Golden Myanmar dug deep into its pocket and bought new tickets for those who had missed their connection to Bangkok, or Singapore. They were a priority as they all had onward flights to catch to Europe, Australia and Japan.
But for around 20 passengers the only alternative was to stay overnight at the dusty oasis called Season, a hotel just across the street, hidden by a cloud of dust drifting from the nearby new terminal construction site.
By 2200 the chaos slipped away as quickly as it came.
As I sipped a chilled beer in the dusty Seasons., two weary travellers staggered into the lobby.
“What a day,” they exclaimed. “It’s gone, the entire day, and all we did was travel from Hebo”
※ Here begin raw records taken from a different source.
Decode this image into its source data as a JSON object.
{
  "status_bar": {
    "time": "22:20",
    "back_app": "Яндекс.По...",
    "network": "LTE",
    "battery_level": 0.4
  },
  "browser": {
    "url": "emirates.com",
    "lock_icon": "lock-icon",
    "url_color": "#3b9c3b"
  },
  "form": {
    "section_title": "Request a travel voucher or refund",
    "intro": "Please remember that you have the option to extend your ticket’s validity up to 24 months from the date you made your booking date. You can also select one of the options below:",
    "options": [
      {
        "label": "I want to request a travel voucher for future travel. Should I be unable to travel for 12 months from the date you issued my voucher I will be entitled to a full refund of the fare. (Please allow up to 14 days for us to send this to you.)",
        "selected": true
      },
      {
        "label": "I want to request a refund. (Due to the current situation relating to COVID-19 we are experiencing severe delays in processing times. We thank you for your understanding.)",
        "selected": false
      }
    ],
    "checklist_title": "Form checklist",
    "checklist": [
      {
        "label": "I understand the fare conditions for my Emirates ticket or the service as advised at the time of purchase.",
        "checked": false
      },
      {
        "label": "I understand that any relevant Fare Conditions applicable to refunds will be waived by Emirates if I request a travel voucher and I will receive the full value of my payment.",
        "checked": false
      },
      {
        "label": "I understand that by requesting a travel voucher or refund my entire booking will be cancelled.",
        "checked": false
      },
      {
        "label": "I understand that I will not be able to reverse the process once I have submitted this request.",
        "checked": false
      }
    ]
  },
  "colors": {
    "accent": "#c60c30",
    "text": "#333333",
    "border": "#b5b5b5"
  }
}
“Sit down and tell me all about it,” I said suspecting I already knew the story. “Let me guess you were booked on Golden Myanmar. Two ATRs failed to turn up and you have been kicking dust at a dreadful airport all day watching airline staff flee the scene?”
“Spot on, how did you…” they asked.
“It’s a long story, but it starts with a bird that didn’t look where it was flying.”
We can all learn from the bird’s fatal mistake. We need to look ahead and when a crisis is about to hit us, duck and dive while we grab the crisis management plan fast.
First paragraph; feed them, water them and tell them it’s the end of the world, but more information will be available. They will smile and take another sip of free coffee…. Funny guy!